Me: Well, it’s a blend of coffees and I’m wondering which coffees are in the blend.
Rep: It’s the arabica beans.
Me: Yes, but do you know which arabica beans or do you know someone who would know?
Rep: I’m not sure I understand.
Me: There are coffees from different countries in here.
Rep: I don’t have that information on hand. Our blend has coffees from thirty different countries.
Me: (pause) Any way to find out which thirty countries?
Rep: Let me see if I can track down some information for you.
Serious suspense marked the five minutes I was hold after this cryptic dialogue. Were there really coffees from thirty different origins in this blend? I started trying to think of thirty possible countries. Brazil, of course, Guatemala, Ethiopia, Kenya. Was Chad a growing region? She took me off hold.

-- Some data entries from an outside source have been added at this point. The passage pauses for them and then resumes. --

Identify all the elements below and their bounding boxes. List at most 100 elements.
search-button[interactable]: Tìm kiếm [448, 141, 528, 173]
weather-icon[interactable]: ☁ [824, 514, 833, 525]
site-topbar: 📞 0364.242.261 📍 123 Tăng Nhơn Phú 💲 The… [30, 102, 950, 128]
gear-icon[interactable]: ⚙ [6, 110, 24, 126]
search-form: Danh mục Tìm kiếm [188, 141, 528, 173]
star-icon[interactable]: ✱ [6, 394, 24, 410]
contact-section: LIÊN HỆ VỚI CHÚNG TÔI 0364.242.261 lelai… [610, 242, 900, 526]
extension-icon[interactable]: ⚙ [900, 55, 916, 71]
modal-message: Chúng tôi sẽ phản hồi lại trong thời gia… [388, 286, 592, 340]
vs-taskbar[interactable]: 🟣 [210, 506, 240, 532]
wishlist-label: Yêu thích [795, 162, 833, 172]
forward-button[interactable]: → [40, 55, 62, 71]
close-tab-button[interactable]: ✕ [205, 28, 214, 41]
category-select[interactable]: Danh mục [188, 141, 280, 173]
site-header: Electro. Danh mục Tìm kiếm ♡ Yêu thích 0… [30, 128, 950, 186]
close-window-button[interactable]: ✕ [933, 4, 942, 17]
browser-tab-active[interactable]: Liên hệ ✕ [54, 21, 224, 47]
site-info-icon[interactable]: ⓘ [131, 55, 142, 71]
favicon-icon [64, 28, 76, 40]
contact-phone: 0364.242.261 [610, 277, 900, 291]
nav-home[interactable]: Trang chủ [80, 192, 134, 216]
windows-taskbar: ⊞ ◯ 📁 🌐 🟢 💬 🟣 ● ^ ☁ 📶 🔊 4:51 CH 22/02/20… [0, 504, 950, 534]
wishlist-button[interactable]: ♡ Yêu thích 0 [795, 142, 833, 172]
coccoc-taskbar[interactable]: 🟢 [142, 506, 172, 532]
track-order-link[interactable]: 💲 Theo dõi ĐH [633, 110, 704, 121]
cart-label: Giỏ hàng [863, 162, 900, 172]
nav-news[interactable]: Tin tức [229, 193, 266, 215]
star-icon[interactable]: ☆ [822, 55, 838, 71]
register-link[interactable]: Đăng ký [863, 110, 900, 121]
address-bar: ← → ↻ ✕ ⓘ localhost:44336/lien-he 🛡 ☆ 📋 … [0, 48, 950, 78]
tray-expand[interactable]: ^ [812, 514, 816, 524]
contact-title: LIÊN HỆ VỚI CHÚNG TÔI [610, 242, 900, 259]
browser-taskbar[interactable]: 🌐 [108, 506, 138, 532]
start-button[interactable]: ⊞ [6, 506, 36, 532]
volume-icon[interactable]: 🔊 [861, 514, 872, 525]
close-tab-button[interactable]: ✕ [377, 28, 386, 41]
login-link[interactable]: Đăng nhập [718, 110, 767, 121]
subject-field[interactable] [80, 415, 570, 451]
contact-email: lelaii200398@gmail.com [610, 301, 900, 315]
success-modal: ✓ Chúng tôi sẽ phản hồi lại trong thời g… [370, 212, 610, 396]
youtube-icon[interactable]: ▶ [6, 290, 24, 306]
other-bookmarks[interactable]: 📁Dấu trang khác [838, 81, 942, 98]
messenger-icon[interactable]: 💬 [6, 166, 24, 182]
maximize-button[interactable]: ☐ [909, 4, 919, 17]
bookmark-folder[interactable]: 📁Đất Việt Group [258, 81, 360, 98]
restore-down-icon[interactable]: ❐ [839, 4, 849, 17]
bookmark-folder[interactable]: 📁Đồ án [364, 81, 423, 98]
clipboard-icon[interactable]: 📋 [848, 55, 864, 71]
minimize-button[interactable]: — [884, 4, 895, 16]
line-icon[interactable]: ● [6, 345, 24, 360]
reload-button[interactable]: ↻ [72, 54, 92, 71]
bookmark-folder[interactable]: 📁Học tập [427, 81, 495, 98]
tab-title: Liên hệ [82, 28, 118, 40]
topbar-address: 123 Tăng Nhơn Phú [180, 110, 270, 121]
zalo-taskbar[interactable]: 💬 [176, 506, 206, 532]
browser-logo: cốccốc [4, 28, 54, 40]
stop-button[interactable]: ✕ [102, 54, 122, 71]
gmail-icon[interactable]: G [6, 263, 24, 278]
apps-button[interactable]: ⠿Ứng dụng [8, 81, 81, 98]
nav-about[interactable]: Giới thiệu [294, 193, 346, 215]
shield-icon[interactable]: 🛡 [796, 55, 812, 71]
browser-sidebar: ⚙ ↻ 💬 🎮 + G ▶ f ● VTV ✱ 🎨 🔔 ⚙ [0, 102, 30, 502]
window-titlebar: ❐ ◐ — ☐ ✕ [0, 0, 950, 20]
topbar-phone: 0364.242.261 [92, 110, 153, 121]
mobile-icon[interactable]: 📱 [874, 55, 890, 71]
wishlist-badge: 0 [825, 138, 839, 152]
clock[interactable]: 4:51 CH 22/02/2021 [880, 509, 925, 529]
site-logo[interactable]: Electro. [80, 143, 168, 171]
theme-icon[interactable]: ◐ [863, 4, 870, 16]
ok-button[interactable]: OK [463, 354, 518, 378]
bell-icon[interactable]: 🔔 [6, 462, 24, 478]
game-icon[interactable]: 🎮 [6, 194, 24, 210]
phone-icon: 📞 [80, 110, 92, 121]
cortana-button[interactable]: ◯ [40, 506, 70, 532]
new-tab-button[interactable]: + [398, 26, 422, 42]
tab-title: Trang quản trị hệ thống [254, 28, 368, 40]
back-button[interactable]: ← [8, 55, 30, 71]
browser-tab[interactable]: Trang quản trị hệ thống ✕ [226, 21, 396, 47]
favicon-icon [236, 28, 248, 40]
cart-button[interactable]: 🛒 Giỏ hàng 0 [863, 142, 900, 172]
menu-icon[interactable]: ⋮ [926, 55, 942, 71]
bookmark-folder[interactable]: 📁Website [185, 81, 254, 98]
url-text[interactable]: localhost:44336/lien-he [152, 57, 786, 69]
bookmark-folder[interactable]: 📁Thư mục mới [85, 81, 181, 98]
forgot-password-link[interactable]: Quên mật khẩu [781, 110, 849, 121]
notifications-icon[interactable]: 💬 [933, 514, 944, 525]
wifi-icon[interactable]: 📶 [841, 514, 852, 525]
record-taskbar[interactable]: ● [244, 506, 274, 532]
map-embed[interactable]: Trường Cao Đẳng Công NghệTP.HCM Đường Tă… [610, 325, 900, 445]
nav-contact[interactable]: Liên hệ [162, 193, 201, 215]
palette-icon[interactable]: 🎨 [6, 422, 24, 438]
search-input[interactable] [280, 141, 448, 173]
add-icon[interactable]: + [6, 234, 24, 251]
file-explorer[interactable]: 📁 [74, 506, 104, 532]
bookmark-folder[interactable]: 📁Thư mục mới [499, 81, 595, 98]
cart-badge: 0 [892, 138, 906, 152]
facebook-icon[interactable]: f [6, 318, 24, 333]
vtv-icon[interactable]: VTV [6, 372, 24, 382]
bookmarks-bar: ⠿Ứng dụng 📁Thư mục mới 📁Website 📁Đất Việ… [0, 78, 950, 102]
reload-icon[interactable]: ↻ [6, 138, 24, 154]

Me: First name: Eric. Last name: Grimm.
Rep: Thanks, Eric. The information that I have is that these are the arabica beans and it’s the medium roast coffee and it’s a limited time promotion. Can I help you with something else?
As helpful as she was, she couldn’t help me with something else. She had instead contributed to a mystery that I’m certain will haunt me for years to come. My journey to a cheesy promotional pop-up for a popular sitcom had turned into a fruitless quest for the story of what went into a promotional tie-in. All I wanted was a crappy cup of coffee. Instead I’m left wondering.
If Jennifer Aniston were a coffee blend, what would her components be?